Researchers then cultured — meaning breeding and rearing in this context — some 2,000 Chesapeake perch at facilities in Penn State and introduced the fish to selected locations with good habitats within their historic range. in the Susquehanna River watershed.
“We tagged all of the Chesapeake pyres that were being raised before releasing them so they might be identified later, and we were able to recapture a few around Columbia,” Stauffer said. “And we also put electronic tags on a whole bunch of fish that we put in Conodoquinet Creek, to see if they migrate to the Susquehanna River. Unfortunately, we haven’t had enough time to see if they return to spawn, so we are continuing some of this work and looking for other funding.
The fish fell victim to past pollution, Stauffer pointed out, but is now threatened by predation from voracious invasive fish, including colonizing northern snakehead, flathead catfish and blue catfish. the lower Susquehanna. Chesapeake perch numbers have dropped significantly in the river and a few of its tributaries.
“Few people realize how serious and pervasive the threat invasive predatory fish pose to native benthic fish fauna is,” Stauffer said.
Already listed as an endangered species in Pennsylvania and Maryland, the Chesapeake perch is regarding to be added to the federal endangered species list. species list. This might have dire consequences for the lower Susquehanna River, Stauffer warned.

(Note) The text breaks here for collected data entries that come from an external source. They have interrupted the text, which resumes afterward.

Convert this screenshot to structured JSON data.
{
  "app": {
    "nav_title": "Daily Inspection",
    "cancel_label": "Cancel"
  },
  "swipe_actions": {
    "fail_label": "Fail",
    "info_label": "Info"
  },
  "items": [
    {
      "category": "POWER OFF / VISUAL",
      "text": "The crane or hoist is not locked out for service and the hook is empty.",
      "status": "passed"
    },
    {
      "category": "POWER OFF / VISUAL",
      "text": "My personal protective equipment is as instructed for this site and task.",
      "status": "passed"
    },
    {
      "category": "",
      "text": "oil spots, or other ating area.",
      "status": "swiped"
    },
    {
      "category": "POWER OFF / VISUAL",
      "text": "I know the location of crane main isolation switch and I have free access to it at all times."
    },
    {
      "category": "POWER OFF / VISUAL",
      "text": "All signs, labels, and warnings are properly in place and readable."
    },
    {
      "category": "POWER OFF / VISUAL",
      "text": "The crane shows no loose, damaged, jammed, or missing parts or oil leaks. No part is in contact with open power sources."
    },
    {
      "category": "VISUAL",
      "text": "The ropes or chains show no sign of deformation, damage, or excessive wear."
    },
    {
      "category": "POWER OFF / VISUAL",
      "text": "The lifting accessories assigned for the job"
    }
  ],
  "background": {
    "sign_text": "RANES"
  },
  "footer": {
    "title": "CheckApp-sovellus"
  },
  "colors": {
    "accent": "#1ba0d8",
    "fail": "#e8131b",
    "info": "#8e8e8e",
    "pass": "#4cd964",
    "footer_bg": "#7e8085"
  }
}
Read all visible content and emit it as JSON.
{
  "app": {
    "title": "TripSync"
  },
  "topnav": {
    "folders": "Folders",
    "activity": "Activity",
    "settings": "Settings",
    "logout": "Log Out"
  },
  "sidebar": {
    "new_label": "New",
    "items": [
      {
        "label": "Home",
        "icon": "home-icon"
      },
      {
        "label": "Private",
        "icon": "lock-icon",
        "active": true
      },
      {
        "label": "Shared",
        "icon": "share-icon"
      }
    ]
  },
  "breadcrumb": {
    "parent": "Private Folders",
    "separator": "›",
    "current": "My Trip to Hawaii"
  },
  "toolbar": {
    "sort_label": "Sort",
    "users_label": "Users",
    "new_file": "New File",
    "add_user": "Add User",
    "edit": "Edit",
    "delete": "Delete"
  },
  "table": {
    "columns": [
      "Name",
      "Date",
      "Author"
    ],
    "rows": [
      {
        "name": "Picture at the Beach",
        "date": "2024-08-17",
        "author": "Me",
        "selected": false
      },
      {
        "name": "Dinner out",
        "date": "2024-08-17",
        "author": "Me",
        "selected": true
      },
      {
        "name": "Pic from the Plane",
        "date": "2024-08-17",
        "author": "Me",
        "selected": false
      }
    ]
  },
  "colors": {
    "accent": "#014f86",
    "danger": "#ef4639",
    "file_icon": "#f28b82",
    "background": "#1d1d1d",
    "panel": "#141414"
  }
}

“We don’t want that to happen because having the Chesapeake perch federally listed would cause a lot of development issues in the lower Susquehanna River basin and also in development around the upper Susquehanna. Chesapeake Bay,” he said. “We believe we can restore the Chesapeake perch to its original distribution in the Susquehanna River by culturing it, translocating it, and reintroducing it to its original habitat. But it will take more time and maybe more introductions. »
The effort to save the Chesapeake Pyre is new, Stauffer believes.
“A lot of work has been done over the past decade to try to restore fish to their habitats, but there aren’t many restoration projects of this magnitude with a species that hasn’t been listed. federal,” he said. “Trying to prevent a species from being federally listed is quite unique. »
Why go to so much trouble to save this unimpressive little fish? Stauffer admitted that he asked himself this question. Because the Chesapeake Pyre has no commercial value and no recreational significance, a conventional cost-benefit analysis of fish loss cannot be performed, he admitted.
“If it disappears, we will lose another species that inhabits Earth,” he said. “I think there is something to be said for preserving the biodiversity of our aquatic systems. When a species disappears, it is forever. You don’t get it back.
At one point, Stauffer, 72, considered the just-completed first phase of the Chesapeake perch rescue and reintroduction to be his final research project. But now he wants to finish the job.
“I think I’m going to go all the way and not retire for a while,” he said.
Research contributors were former graduate student Jonathan Freedman; Douglas Fischer, Pennsylvania Fish and Boat Commission; and Robert Criswell, retired from the Pennsylvania Game Commission.
Funding for this research was provided by the Department of the Interior, the U.S. Fish and Wildlife Service, the Wild Resources Conservation Program, and the National Institute of Food and Agriculture of the States Department of Agriculture -United.